If a RM 3000 can get you a RM 160,000 worth of property, you might need to rethink your decisions if the bank allows only 70% of the total RM 3,000. The key take away is to ensure that you ask the banks how much percentage of interest do they recognize on customers’ loan applications.
3. Credit Score Report – CCRIS
When it comes to your credit report which have all information regarding your credit score, banks will know everything which in this case recorded in the, “Central Credit Reference Information System (CCRIS)”. CCRIS knows all about your credit facilities such as PTPTN, car loan, home loans and whether or not you are a good customer – a good customer would mean a good payer from bank’s perspective.
If you are a credit card user, you may wonder, “how am I to know if my credit score is good?”. just make sure not to use more than 50% of your credit limit – as simple as that – well, theoretically.

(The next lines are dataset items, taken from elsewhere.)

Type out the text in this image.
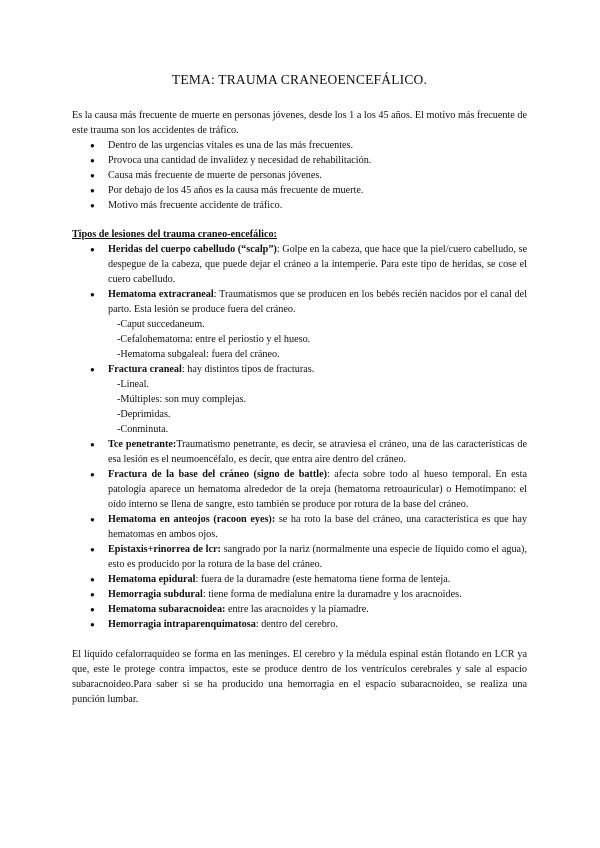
TEMA: TRAUMA CRANEOENCEFÁLICO.

Es la causa más frecuente de muerte en personas jóvenes, desde los 1 a los 45 años. El motivo más frecuente de este trauma son los accidentes de tráfico.

● Dentro de las urgencias vitales es una de las más frecuentes.
● Provoca una cantidad de invalidez y necesidad de rehabilitación.
● Causa más frecuente de muerte de personas jóvenes.
● Por debajo de los 45 años es la causa más frecuente de muerte.
● Motivo más frecuente accidente de tráfico.

Tipos de lesiones del trauma craneo-encefálico:

● Heridas del cuerpo cabelludo (“scalp”): Golpe en la cabeza, que hace que la piel/cuero cabelludo, se despegue de la cabeza, que puede dejar el cráneo a la intemperie. Para este tipo de heridas, se cose el cuero cabelludo.
● Hematoma extracraneal: Traumatismos que se producen en los bebés recién nacidos por el canal del parto. Esta lesión se produce fuera del cráneo.
-Caput succedaneum.
-Cefalohematoma: entre el periostio y el hueso.
-Hematoma subgaleal: fuera del cráneo.
● Fractura craneal: hay distintos tipos de fracturas.
-Lineal.
-Múltiples: son muy complejas.
-Deprimidas.
-Conminuta.
● Tce penetrante:Traumatismo penetrante, es decir, se atraviesa el cráneo, una de las características de esa lesión es el neumoencéfalo, es decir, que entra aire dentro del cráneo.
● Fractura de la base del cráneo (signo de battle): afecta sobre todo al hueso temporal. En esta patología aparece un hematoma alrededor de la oreja (hematoma retroauricular) o Hemotímpano: el oído interno se llena de sangre, esto también se produce por rotura de la base del cráneo.
● Hematoma en anteojos (racoon eyes): se ha roto la base del cráneo, una característica es que hay hematomas en ambos ojos.
● Epistaxis+rinorrea de lcr: sangrado por la nariz (normalmente una especie de líquido como el agua), esto es producido por la rotura de la base del cráneo.
● Hematoma epidural: fuera de la duramadre (este hematoma tiene forma de lenteja.
● Hemorragia subdural: tiene forma de medialuna entre la duramadre y los aracnoides.
● Hematoma subaracnoidea: entre las aracnoides y la piamadre.
● Hemorragia intraparenquimatosa: dentro del cerebro.

El líquido cefalorraquídeo se forma en las meninges. El cerebro y la médula espinal están flotando en LCR ya que, este le protege contra impactos, este se produce dentro de los ventrículos cerebrales y sale al espacio subaracnoideo.Para saber si se ha producido una hemorragia en el espacio subaracnoideo, se realiza una punción lumbar.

But you may also wonder, “what if my credit score is clean? like a piece of white sheet with stains on it” – that won’t be good as well because banks cannot judge your financial behavior such as your spending patterns or how well are you committed to paying any financial commitments. A good tip is to take up an ASNB loan which has a compounding effect in it since it does not disrupt any of your CCRIS.
Not only will it help you saves money, it will also grow while you sleep! you have nothing to lose. However, try minimize using unsecured loans such as credit cards – why do I say this?
Banks will think that you are a “credit hungry” person or you don’t have much cash with you when you use or apply many credit cards and this gets worst if you don’t pay on time.
and last but not least….
4. Monitor your Debt to Asset Ratio (DSR)
Let’s say you run short on cash that month but you still swipe your credit card for few non-needful items just because it has huge discounts – Oh man, I haven’t paid my credit cards yet this month!
Worst, the bank called you and ask for your payments and it has going like this for few months. Chances are, your DSR is already quite critical because you find it hard to pay your own commitments or are poorly managing your finances which may need your financials restructure.
The standard DSR formula is “all your commitments + any new loan application (in RM) divide by your net income (after tax and EPF deductions)”.
Different banks have different DSR acceptance rates. Some banks will approve people with DSR maximum of 60% while some banks prefer 45% (which is quite a good percentage). This apply same to applying housing loans, have read on 4 Great Tips For Getting your Loan Approved !
All and all, my advice is to bite what you can chew – don’t take loans with commitments higher than what you think you can pay. Settle for things you can afford so long as you can have a peace of mind.
You are not enjoying life if you get financial headaches to maintain your big houses or great cars – the important thing in life is to be happy and to always know that you have extra money to live off comfortably at the end of the month or as I call it “financial abundance”.